SAN JOSE, CALIF. - The Shark Tank is one of the NHL's loudest arenas, but the joint should be especially vibrant Thursday night.
The Wild and San Jose Sharks meet for the first time after they uniquely aligned to consummate three trades in a six-week period over the summer.
Brent Burns, a popular former Wild defenseman, and Devin Setoguchi, a popular former Sharks winger, will play against the franchises they grew up in for the first time.
Skilled forward Martin Havlat, unhappy in Minnesota and willing to waive his no-trade because of that, will face the Wild for the first time, while goal scorer Dany Heatley, blindsided by the late-evening July 3 trade, will try to show the Sharks that last season's unproductive Heatley wasn't the real Heatley.

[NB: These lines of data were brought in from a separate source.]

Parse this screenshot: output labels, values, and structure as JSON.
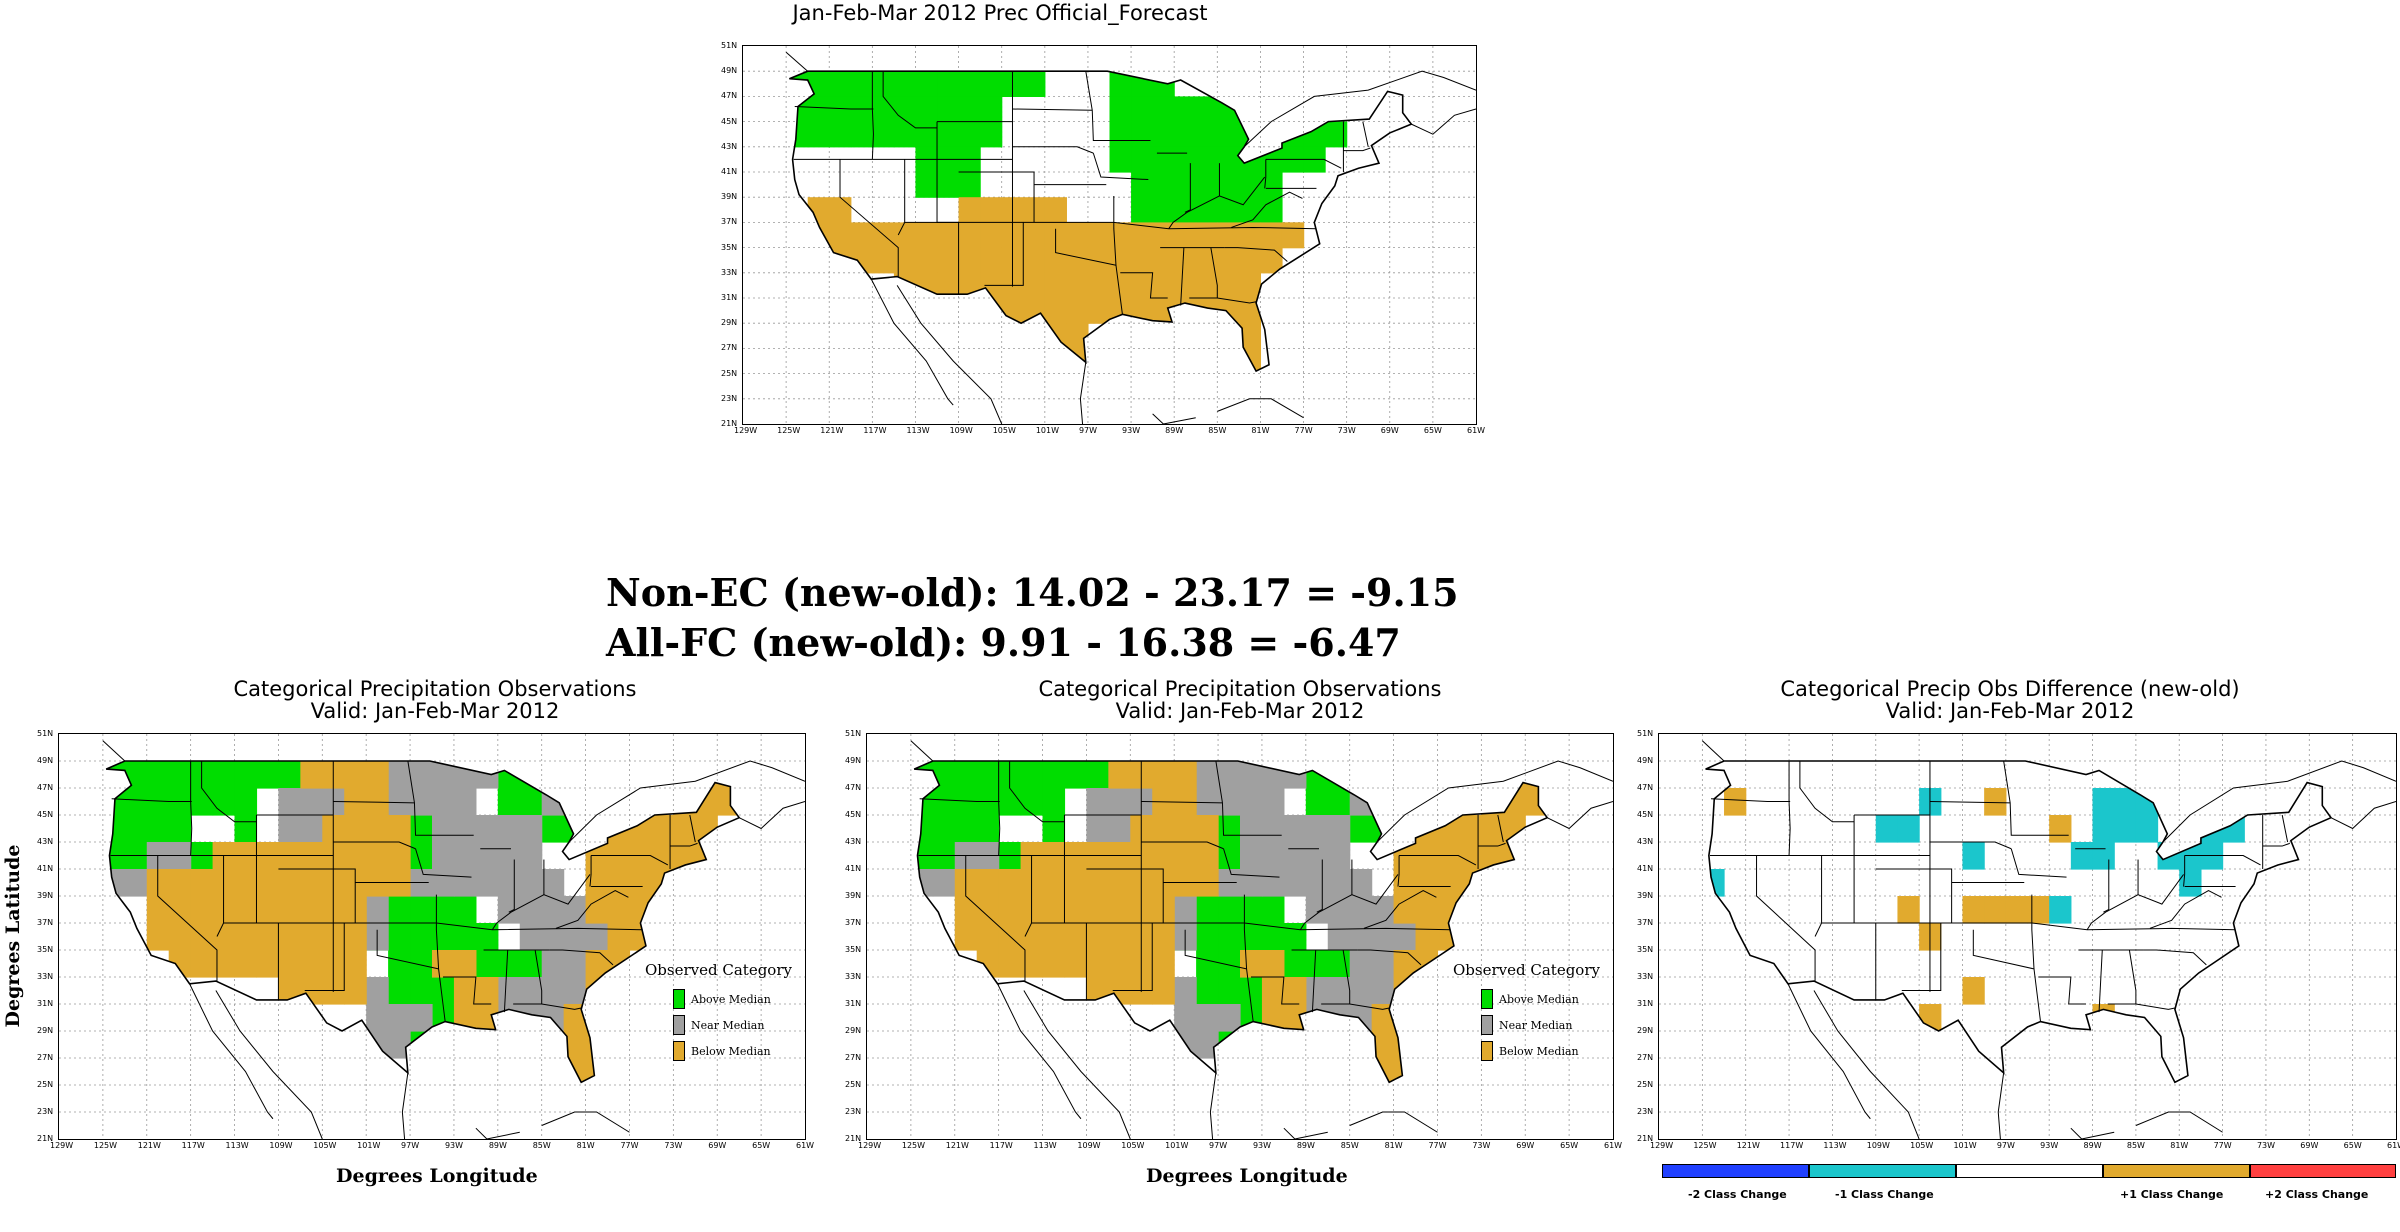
{
  "forecast_map": {
    "title": "Jan-Feb-Mar 2012 Prec Official_Forecast"
  },
  "stats": {
    "non_ec": "Non-EC (new-old): 14.02 - 23.17 = -9.15",
    "all_fc": "All-FC (new-old): 9.91 - 16.38 = -6.47"
  },
  "obs_map_left": {
    "title_line1": "Categorical Precipitation Observations",
    "title_line2": "Valid: Jan-Feb-Mar 2012",
    "ylabel": "Degrees Latitude",
    "xlabel": "Degrees Longitude"
  },
  "obs_map_middle": {
    "title_line1": "Categorical Precipitation Observations",
    "title_line2": "Valid: Jan-Feb-Mar 2012",
    "xlabel": "Degrees Longitude"
  },
  "diff_map": {
    "title_line1": "Categorical Precip Obs Difference (new-old)",
    "title_line2": "Valid: Jan-Feb-Mar 2012"
  },
  "legend": {
    "title": "Observed Category",
    "items": [
      {
        "label": "Above Median",
        "color": "#00dd00"
      },
      {
        "label": "Near Median",
        "color": "#a0a0a0"
      },
      {
        "label": "Below Median",
        "color": "#e1aa2e"
      }
    ]
  },
  "diff_legend": {
    "items": [
      {
        "label": "-2 Class Change",
        "color": "#2040ff"
      },
      {
        "label": "-1 Class Change",
        "color": "#1bc6cc"
      },
      {
        "label": "",
        "color": "#ffffff"
      },
      {
        "label": "+1 Class Change",
        "color": "#e1aa2e"
      },
      {
        "label": "+2 Class Change",
        "color": "#ff4040"
      }
    ]
  },
  "axes": {
    "lat_ticks": [
      "51N",
      "49N",
      "47N",
      "45N",
      "43N",
      "41N",
      "39N",
      "37N",
      "35N",
      "33N",
      "31N",
      "29N",
      "27N",
      "25N",
      "23N",
      "21N"
    ],
    "lon_ticks": [
      "129W",
      "125W",
      "121W",
      "117W",
      "113W",
      "109W",
      "105W",
      "101W",
      "97W",
      "93W",
      "89W",
      "85W",
      "81W",
      "77W",
      "73W",
      "69W",
      "65W",
      "61W"
    ]
  },
  "colors": {
    "above": "#00dd00",
    "near": "#a0a0a0",
    "below": "#e1aa2e",
    "minus1": "#1bc6cc"
  }
}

The trades, which included first-round bust James Sheppard to the Sharks for a 2013 third-round pick, were executed for three very different reasons, at least from the Wild perspective.
• The Burns-and-a-second-rounder-for-Setoguchi swap on draft day came with prospect Charlie Coyle, now at Boston University, and a first-round pick that became Zack Phillips. That meant that in one day the Wild added the equivalent of four first-round picks as it took puck-moving defenseman Jonas Brodin with its own choice, 10th overall.
• The Heatley-for-Havlat swap was to give two 30-year-old All-Star, left-shot right wingers a change of scenery after it became apparent the current fits weren't right.
• The Sheppard-for-2013-draft-pick swap was to give a maligned and injured young center a fresh start after he didn't play a single game last season because of a knee injury.